Scelta
d’amore
-Kaede’s
Diary-
By elyxyz
Capitolo
14
(In corsivo, il diario di Kaede)
POV di Hana.
“Ho dormito poco e male, stanotte. Sai, Volpe?”
So che è solo colpa mia, e che devo togliermi questo peso dallo stomaco.
“Kit, senti… prima della cronaca della partita, beh,
io…” farfuglio, insicuro.
Ok. Un profondo respiro.
Butto fuori tutta l’aria dai polmoni.
“Ho parlato con Ayako.”
Stop. Ho sganciato la bomba.
…
“Ti avevo avvisato, no?! …che lo avrei fatto,
intendo…” mi giustifico, distogliendo lo sguardo.
…
“Ieri mattina, dopo gli allenamenti, e prima di
venire qui da te..
Ho chiamato Haruko, per farmi dare l’indirizzo.
Che almeno faccia la vice-manager per qualcosa, oltre che per sbavare più
da vicino dietro a te..
Ho accampato una scusa, e mi sono fatto dire dove abita lei.”
Una zona della città che non conoscevo.
Sapevo solo che era in un quartiere residenziale.

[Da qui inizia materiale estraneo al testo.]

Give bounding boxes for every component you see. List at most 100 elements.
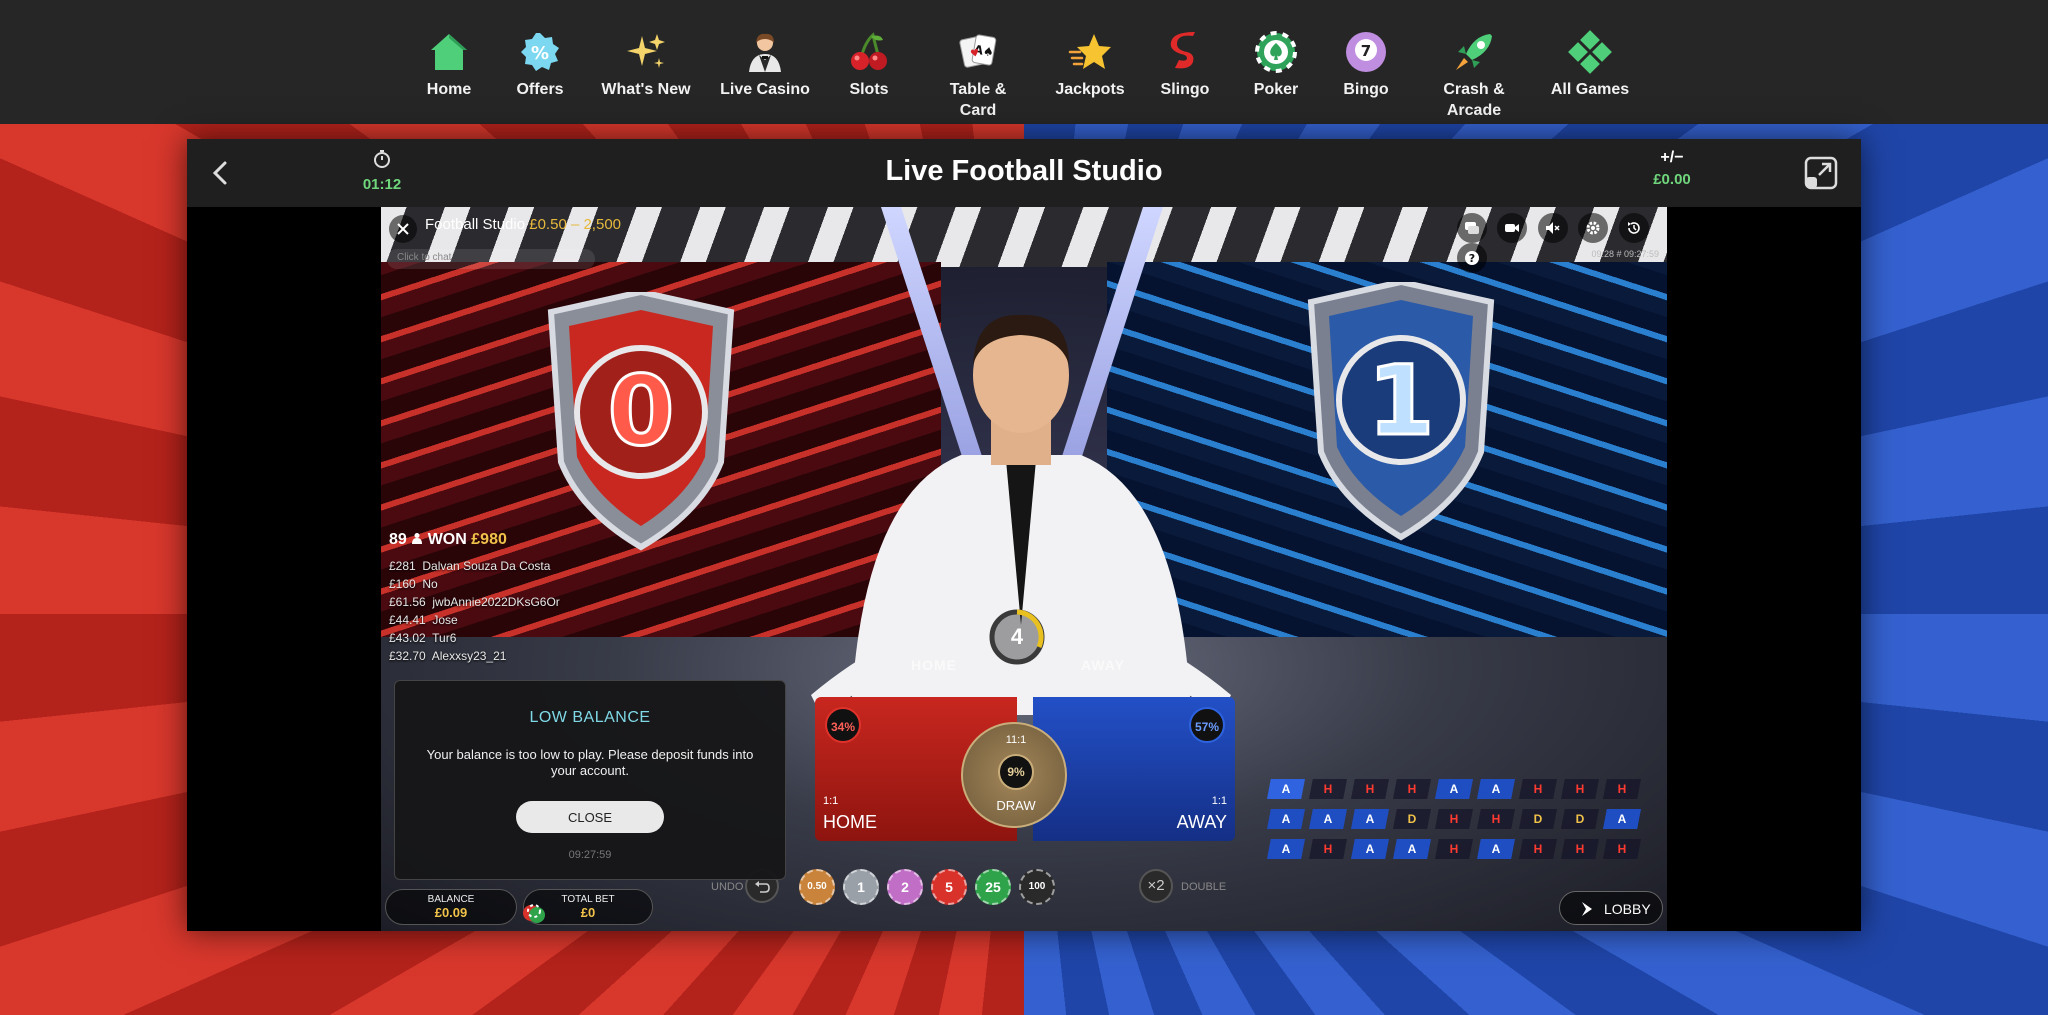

“Quando mi sono trovato davanti al cancello di casa
sua –casa, che eufemismo!- ci sono rimasto di sale: sulla targhetta
dorata era inciso il nome ‘Miyamoto’… mi sembrava una coincidenza fin
troppo spinta lì, Kitsune, sono ingenuo -a volte- non fesso.”
Mi zittisco, ricordando il mio stupore, neanche tanto
giustificato. Un dubbio lo avevo avuto, il sentore di qualcosa.. ma di lì
a poco ne ho avuto la conferma.
“Una cameriera è venuta ad aprirmi, e ho chiesto di
parlare con Ayako.
Mi ha guardato storto, come spesso succede, non ero certo vestito di tutto
punto…
Dopo due ore al campetto, sicuramente non potevo sembrare il principe
azzurro venuto dalla sua bella…” sorrido; che magra figura..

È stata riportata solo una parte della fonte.